The week-long visit this year, to taste the 2007 vintage was no exception. It should be said that the early impressions formed by the first observers during the Union tastings were not askew. This is, indeed, a light, charming and attractive vintage for early drinking, but during our visit, the successes of the year demonstrated something extra, perhaps not profundity, but certainly a level of intellectual engagement beyond our expectations. Highly impressive wines were found at Latour, Pontet-Canet, Ausone, Conseillante, Margaux and, against initial impressions, Lafite where Charles Chevalier again bemoaned the need to present his wines so early in the year. Lafite is a difficult wine to read when young at the best of times. The 2007 blossomed as generously during our tasting as M. Chevalier’s smile.

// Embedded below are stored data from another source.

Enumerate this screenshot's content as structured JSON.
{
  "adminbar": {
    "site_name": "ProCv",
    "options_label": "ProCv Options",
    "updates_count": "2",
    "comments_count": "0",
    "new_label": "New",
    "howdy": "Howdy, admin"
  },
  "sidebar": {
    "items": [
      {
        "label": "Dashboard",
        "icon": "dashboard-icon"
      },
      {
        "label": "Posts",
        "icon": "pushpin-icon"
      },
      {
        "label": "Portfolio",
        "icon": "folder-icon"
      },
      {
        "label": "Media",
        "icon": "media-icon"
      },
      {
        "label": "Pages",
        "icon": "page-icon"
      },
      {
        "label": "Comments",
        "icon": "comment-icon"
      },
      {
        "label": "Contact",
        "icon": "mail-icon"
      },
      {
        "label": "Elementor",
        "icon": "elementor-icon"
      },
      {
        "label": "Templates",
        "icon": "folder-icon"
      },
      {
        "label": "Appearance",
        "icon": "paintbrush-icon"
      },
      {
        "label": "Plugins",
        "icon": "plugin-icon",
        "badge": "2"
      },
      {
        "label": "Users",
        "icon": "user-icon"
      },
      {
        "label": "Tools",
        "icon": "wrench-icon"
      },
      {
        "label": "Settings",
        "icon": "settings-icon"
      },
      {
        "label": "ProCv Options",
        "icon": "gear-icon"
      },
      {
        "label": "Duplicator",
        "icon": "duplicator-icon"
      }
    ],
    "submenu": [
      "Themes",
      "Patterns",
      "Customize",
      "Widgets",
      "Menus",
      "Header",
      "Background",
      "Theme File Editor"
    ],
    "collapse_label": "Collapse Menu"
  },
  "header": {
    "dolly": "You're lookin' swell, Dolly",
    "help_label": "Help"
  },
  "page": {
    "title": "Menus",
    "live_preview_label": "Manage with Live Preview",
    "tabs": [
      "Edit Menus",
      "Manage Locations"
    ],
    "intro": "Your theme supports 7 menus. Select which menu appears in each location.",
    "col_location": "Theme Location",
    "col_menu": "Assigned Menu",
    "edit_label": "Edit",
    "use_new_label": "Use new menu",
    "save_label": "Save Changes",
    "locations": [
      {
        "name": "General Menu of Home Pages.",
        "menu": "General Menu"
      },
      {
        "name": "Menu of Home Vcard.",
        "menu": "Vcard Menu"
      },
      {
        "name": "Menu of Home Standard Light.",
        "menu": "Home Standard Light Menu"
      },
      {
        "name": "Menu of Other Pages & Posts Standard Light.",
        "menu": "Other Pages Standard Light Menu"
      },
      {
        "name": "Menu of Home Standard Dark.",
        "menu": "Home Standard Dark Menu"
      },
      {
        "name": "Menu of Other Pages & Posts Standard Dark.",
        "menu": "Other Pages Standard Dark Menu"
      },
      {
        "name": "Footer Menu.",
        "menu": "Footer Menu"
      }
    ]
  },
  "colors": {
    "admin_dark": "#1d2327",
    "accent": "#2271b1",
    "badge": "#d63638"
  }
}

Our tastings were not exhaustive, but increasingly positive notes are found at Mouton, across the range including d’Armailhac and Clerc-Milon, Pichon-Baron, Figeac and Domaine de Chevalier, the latter in both red and white. From Sauternes, Ch. Climens was inspiring.
The success of any Bordeaux En Primeur campaign is defined by the balance between demand and supply, with demand being fuelled by the year’s reputation or pricing. In 2007 the pricing did not offer enough differential between the excellent 2006s, not helped by the decline of the Pound against the Euro. Writing this now, we know that the market for the 2007s is subdued, but let me offer a word to any canny Bordeaux watchers reading this. Do not dismiss the red wines of 2007 in Bordeaux because of a slack En Primeur campaign. When the wines are bottled and shipped, they will not cost any more than they do now. There are some very good bottles indeed in this vintage, and some will be better than expected. They will be delicious to drink before the 2005s and 2006s, and the dry and sweet wines are outstanding. I anticipate even more pleasant surprises await us. On reflection, Bordeaux 2007 may have something worthy to offer the Bordeaux devotee after all.